The pipeline does not ship a separate “recovery merge” script. Report updates are incremental and deep-merged on every run:

  • If dist/attack_rule_map.json exists, new results are merged by atomic_attack_guid.
  • For matching GUIDs, existing sigma_rules and splunk_rules are preserved and extended (by rule name, no duplicates).
  • New tests are appended. Output is “ultra-lite” (detected rules with rule_name and rule_link only).

So each run both adds new data and preserves prior validations.


5. Dashboard Features

5.1 HTML Report (dist/index.html)

  • Location: Open dist/index.html in a browser (or serve dist/ with any static file server).
  • Data: The page loads attack_rule_map.json via AJAX and optionally metadata.json for “Last updated” information.
  • Content: Table and filters for MITRE technique, atomic test name, Sigma rules, and Splunk/ESCU rules that detected each test.

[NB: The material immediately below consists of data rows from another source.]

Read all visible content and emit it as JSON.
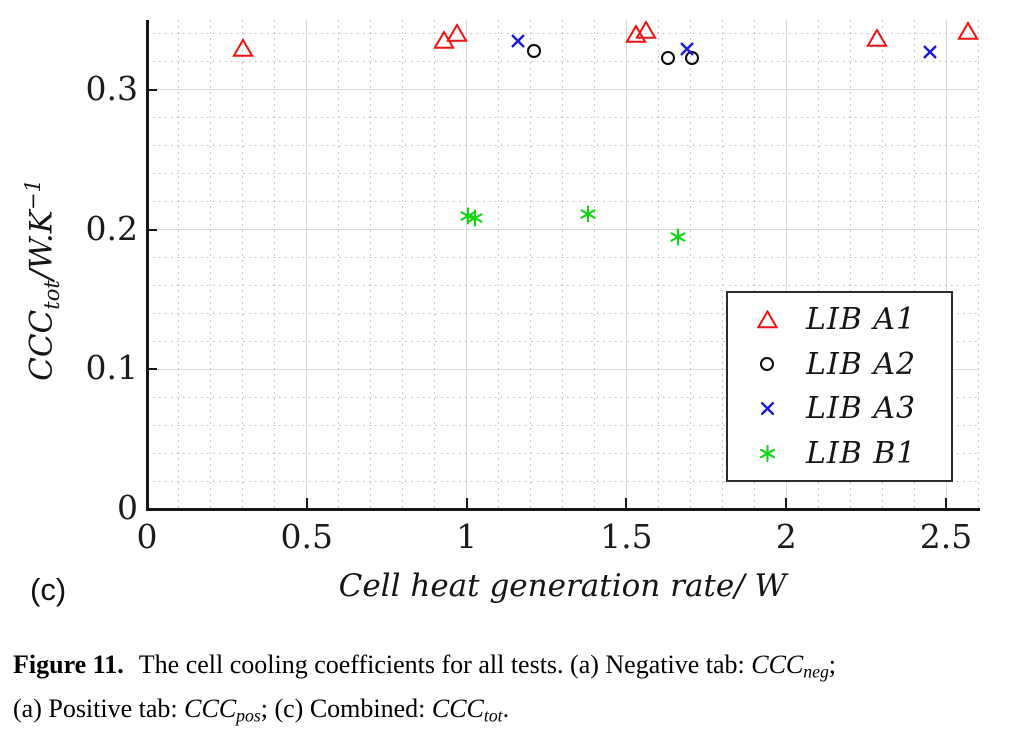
{
  "panel_label": "(c)",
  "chart_data": {
    "type": "scatter",
    "title": "",
    "xlabel": "Cell heat generation rate/ W",
    "ylabel": "CCC_tot/W.K^-1",
    "ylabel_parts": {
      "main": "CCC",
      "sub": "tot",
      "rest": "/W.K",
      "sup": "−1"
    },
    "xlim": [
      0,
      2.6
    ],
    "ylim": [
      0,
      0.35
    ],
    "x_ticks": [
      0,
      0.5,
      1,
      1.5,
      2,
      2.5
    ],
    "x_tick_labels": [
      "0",
      "0.5",
      "1",
      "1.5",
      "2",
      "2.5"
    ],
    "y_ticks": [
      0,
      0.1,
      0.2,
      0.3
    ],
    "y_tick_labels": [
      "0",
      "0.1",
      "0.2",
      "0.3"
    ],
    "x_minor_step": 0.1,
    "y_minor_step": 0.02,
    "grid": "major solid light gray, minor dotted",
    "legend_position": "lower right inside",
    "series": [
      {
        "name": "LIB A1",
        "marker": "triangle",
        "color": "#ef1010",
        "points": [
          [
            0.3,
            0.33
          ],
          [
            0.93,
            0.336
          ],
          [
            0.97,
            0.341
          ],
          [
            1.53,
            0.34
          ],
          [
            1.56,
            0.343
          ],
          [
            2.285,
            0.337
          ],
          [
            2.57,
            0.342
          ]
        ]
      },
      {
        "name": "LIB A2",
        "marker": "circle",
        "color": "#0a0a0a",
        "points": [
          [
            1.21,
            0.328
          ],
          [
            1.63,
            0.323
          ],
          [
            1.705,
            0.323
          ]
        ]
      },
      {
        "name": "LIB A3",
        "marker": "cross",
        "color": "#1c1cdb",
        "points": [
          [
            1.16,
            0.335
          ],
          [
            1.69,
            0.329
          ],
          [
            2.45,
            0.327
          ]
        ]
      },
      {
        "name": "LIB B1",
        "marker": "asterisk",
        "color": "#12d412",
        "points": [
          [
            1.005,
            0.2095
          ],
          [
            1.025,
            0.208
          ],
          [
            1.38,
            0.211
          ],
          [
            1.66,
            0.195
          ]
        ]
      }
    ]
  },
  "caption": {
    "segments": [
      {
        "text": "Figure 11."
      },
      {
        "text": " The cell cooling coefficients for all tests. (a) Negative tab: "
      },
      {
        "text": "CCC"
      },
      {
        "text": "neg"
      },
      {
        "text": ";"
      },
      {
        "text": "(a) Positive tab: "
      },
      {
        "text": "CCC"
      },
      {
        "text": "pos"
      },
      {
        "text": "; (c) Combined: "
      },
      {
        "text": "CCC"
      },
      {
        "text": "tot"
      },
      {
        "text": "."
      }
    ]
  }
}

Supports export and search typical of a DataTables-based UI.

5.2 MITRE ATT&CK® Navigator Integration

Three layer files are written under dist/:

File Description
mitre_layer_sigma.json Coverage based on Sigma rule detections only.
mitre_layer_splunk.json Coverage based on Splunk/ESCU rule detections only.
mitre_layer_combined.json Coverage where either Sigma or Splunk detected the technique.

Import these into MITRE ATT&CK® Navigator to view heatmaps (e.g. by detection rate per technique). Scores and comments in the layer reflect test counts and detected counts.

5.3 Deep Merge Logic

  • Preserves history: Existing report entries are never overwritten by a new run; rule lists are merged by atomic_attack_guid and by rule name.
  • Validation-centric: The dashboard and layers reflect which rules have actually detected which tests in your environment, not just static rule–technique mappings.

6. Directory Structure

Path Purpose
automation/ Python package: config, atomic discovery, Sigma/ESCU handling, Splunk queries, VM/execution, report merge, MITRE layer generation.
dist/ Output directory: attack_rule_map.json, index.html, metadata.json, MITRE layer JSONs, and static assets (CSS, JS, images) for the dashboard.
data/repos/ Default location for cloned Sigma, ESCU, and Atomic Red Team repositories (created on first run if using default REPOS_BASE_PATH).

The project root also contains requirements.txt, .env.example, and the main README.md; the latter is unchanged and describes the original AttackRuleMap project.


Summary

This automation provides an end-to-end detection validation workflow: run Atomic Red Team tests, verify which Sigma and Splunk rules fire in your environment, and consume the results via a JSON report, HTML dashboard, and MITRE ATT&CK Navigator layers. Configuration is driven by .env; see .env.example for all options.